Angular motion using Newton's Laws

[Sparky500]

Homework Statement

A flywheel takes 5 seconds to rotate through 5 revolutions starting from rest. If it is accelerating at a constant rate during that time, what is the angular acceleration?

Homework Equations

∅=ω t+at^2

The Attempt at a Solution

having done my calculations i have concluded that the angular acceleration is zero, please can someone confirm this?

Cheers

 

[malawi_glenn]

how did you perform your calculations?

 

[Sparky500]

i inserted the numbers into the equation above and in this resulted in:

0 = 12.5 a

0/12.5 = a

therefore a = 0

 

[malawi_glenn]

If the weel starts from rest, the angular velocity = 0. yes, but 5 revolutions is how many radians?..

If it during constant acceleration makes 5 revolutions in 5 seconds, how can the acceleration be zero then? There should ring a bell..

 

[malawi_glenn]

\theta = \theta _{0} + \omega_{0} t + \frac{1}{2} \alpha t^{2}

 

[Sparky500]

thats what i did think (hence the post), however does it make difference that its asking for angular acceleration?(sorry if this is a daft question, but due to me working on these numbers all day my head is in a bad state currently)

 

[malawi_glenn]

But after 5 relevolutions, how many radians have you then covered?..

not 0...

The units for angular acceleration is [rad/(s^2)], and angular velocity [rad/s] , and of course angle [rad]

 

[D H]

malawi_glenn asked two key questions:

1. If the flywheel makes 5 revolutions in 5 seconds starting from rest, how can the acceleration be zero?
2. How many radians is 5 revolutions.
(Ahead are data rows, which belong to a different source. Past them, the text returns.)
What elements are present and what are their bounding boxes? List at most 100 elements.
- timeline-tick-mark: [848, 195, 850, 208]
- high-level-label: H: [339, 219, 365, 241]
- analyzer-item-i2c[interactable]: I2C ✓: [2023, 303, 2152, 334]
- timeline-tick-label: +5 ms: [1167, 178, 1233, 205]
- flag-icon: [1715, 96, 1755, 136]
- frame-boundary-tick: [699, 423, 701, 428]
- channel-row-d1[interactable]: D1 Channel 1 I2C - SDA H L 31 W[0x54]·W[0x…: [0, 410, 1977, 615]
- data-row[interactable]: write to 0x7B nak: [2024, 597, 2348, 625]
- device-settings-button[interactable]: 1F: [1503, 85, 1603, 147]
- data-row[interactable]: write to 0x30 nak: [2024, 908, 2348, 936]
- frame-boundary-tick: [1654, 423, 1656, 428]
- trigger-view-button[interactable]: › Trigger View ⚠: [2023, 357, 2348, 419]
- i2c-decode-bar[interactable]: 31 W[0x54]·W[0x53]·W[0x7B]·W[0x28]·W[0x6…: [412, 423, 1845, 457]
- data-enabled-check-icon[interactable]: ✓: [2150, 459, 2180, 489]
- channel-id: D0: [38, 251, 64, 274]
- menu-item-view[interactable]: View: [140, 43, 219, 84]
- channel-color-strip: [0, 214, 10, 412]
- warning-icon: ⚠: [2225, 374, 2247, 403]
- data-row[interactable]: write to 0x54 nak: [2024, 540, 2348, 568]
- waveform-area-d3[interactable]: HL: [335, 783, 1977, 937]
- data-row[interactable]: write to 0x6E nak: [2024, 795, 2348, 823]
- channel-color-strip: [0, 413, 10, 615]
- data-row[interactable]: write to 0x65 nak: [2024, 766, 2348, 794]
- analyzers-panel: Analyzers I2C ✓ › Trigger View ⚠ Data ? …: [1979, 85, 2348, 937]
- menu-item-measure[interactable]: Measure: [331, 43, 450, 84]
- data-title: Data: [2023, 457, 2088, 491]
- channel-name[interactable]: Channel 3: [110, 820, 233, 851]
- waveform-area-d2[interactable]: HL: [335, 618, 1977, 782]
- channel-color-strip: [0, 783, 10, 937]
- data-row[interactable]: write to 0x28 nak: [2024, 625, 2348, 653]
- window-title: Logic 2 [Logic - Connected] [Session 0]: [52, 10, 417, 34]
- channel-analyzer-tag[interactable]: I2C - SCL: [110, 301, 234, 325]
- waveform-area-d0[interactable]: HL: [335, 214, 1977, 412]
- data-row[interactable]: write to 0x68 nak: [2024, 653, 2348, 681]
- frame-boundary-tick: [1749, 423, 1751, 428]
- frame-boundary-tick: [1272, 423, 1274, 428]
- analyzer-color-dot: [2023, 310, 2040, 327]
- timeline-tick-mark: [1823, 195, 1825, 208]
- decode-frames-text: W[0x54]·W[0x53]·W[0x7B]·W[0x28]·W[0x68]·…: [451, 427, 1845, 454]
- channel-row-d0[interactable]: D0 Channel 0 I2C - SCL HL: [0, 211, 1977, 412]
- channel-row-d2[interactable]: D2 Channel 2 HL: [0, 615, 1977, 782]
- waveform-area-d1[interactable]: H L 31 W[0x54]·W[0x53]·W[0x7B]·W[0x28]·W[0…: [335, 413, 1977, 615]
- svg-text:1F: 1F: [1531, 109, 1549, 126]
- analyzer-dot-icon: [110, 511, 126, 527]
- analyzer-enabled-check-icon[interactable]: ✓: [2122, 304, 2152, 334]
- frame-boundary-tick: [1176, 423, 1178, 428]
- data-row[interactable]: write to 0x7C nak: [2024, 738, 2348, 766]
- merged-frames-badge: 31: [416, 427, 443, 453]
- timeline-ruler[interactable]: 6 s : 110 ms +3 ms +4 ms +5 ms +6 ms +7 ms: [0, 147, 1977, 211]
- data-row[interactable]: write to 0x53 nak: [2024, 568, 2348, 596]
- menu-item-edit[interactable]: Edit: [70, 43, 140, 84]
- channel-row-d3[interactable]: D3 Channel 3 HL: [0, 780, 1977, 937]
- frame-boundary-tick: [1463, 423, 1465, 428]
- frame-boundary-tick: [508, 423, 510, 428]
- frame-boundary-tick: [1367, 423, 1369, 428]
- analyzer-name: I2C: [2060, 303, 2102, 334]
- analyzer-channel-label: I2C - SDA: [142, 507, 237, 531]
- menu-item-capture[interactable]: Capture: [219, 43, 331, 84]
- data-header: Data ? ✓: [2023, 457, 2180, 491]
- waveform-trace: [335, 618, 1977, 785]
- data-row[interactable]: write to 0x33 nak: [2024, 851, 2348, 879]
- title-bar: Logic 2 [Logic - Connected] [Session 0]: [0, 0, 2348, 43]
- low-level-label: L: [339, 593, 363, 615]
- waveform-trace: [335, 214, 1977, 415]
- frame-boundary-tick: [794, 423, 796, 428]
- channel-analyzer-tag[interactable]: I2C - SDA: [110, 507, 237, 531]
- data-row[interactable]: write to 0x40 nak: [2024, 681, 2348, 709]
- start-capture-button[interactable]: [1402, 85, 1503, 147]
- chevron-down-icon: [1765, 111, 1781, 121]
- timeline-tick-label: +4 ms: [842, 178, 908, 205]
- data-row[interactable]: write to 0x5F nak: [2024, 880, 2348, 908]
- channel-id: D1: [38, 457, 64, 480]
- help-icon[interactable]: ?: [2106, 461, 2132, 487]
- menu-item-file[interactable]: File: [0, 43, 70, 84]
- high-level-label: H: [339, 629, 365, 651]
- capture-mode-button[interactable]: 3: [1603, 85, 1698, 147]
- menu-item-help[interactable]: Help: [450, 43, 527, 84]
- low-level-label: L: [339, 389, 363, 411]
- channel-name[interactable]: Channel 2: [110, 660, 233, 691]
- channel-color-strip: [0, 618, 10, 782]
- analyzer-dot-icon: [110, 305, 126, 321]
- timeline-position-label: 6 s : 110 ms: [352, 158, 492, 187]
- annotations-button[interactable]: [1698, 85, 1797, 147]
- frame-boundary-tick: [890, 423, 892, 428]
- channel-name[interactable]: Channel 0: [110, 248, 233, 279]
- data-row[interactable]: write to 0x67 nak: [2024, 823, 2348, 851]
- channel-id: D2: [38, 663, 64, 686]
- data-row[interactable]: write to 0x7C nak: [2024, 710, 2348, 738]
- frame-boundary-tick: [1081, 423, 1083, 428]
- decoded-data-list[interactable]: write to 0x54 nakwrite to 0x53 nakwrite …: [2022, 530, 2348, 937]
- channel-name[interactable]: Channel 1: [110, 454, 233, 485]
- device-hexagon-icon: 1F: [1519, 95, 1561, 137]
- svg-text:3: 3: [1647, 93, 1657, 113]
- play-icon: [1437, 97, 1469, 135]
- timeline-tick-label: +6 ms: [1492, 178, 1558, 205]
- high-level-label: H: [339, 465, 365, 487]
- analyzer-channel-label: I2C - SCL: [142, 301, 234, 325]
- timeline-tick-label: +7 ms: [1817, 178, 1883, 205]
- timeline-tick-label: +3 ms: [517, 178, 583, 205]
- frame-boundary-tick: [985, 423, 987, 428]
Hint: It is not zero.

 

[Sparky500]

ok after acquainting my head with the wall to gather my thoughts i now have a new answer.. brace yourself

a= -6.28

 

[malawi_glenn]

well it should not be negataive because the weel is increasing its velocity..

and your choice for angle covered in 5 revolutions was?

 

[Sparky500]

∅=ω t+at^2

∅=not sure, i thought it was 78.55, but since this gives a negative result then i guess its wrong.

ω t = 157.10

t^2 = 25

can you point me in the right direction to working out ∅ as my chain of thought is wrong

 

[malawi_glenn]

well do you know how many radians ONE revolution is?

Your negative result does not come from that. And I only see a "
Square = not sure"
Can you write in latex?

Just plug in the total radians covered in 5 revs, in the formula:

theta = 0.5*alpha*t^2

 

[Sparky500]

[ tex ] theta = ω t+at^2 [ /tex ]

testing the latex

 

[malawi_glenn]

[ tex ] theta = ω t+at^2 [ /tex ]

testing the latex

Not really hehe, if you click on mine you can figure it out, Also this page is good:

https://www.physicsforums.com/showthread.php?t=8997

 

[malawi_glenn]

But do you know how many radians ONE revolution is?

 

[Sparky500]

1 rev = 2 pi rad

 

[malawi_glenn]

good.

5 rev = 10pi

10 pi = (1/2) * alpha * 5^2

20 pi / 25 = a = ?

 

[Sparky500]

\theta = \omega t + {1/2} \alpha t^{2}

 

[Sparky500]

i can't relate this to me resolving theta?

 

[malawi_glenn]

You were asked to calculate the angular acceleration, given that the weel started from rest and accelerated constant so it fulfilled 5 revs in 5 sec...

Sorry I can't help you more that this.

 

[Sparky500]

\theta = \omega t + {1/2} \alpha t^{2}

In order to get the angular accelaration, I need to solve the equation with respect to \alpha, right?

 

[malawi_glenn]

yes, BUT the omega here is the INITIAL angular velocity. Do you have a boo for this course? I recommend you to read a bit more on this hehe.

 

[Sparky500]

Unfortunately I have no book for this course. All I have is this paper and the formula.

All I am thinking is since this is the formula that has been given to me, surely I must be able to resolve this question using that formula?

 

[malawi_glenn]

But you must know what the things in the formula is representing.

From the linear motion we have this:

total length covered = initial veolocity * t + (1/2) * acceleration * t^2

Now if the weel starts from rest, its initial velocity is 0..

 

[Sparky500]

i have had yet another go and would like to ask:

is the angular acceleration 2.5136rad/sec^2?

 

[malawi_glenn]

se my post #17.. do you read what i write here or not? lol

 

[Sparky500]

so this is the answer to the angular acceleration? (its by reading your posts that i am getting there) :P

 

[malawi_glenn]

I gave the answer in post #17..
Do you know how this with angular velocity and acceleration works now?

It works EXACTLY as in the linear 1-D motion. But you change from meters to radians.

 

[Sparky500]

kinda understand. The reason i overlooked post#17 was due to me trying to hard to understand it myself. Thanks again. Sorry to be a pain but did you manage to have a look at that other thread for me? just in case you can reach it here https://www.physicsforums.com/showthread.php?t=174374

thanks

 

[khoopes01]

Google calculator.

But do you know how many radians ONE revolution is?

Put "degrees to radians" into Google search field. Also read more about Googles built in calculator. Also, put "calc98" to get location of free engineering calculator that has an astonishing number of unit calculations from torque
to velocity and much more.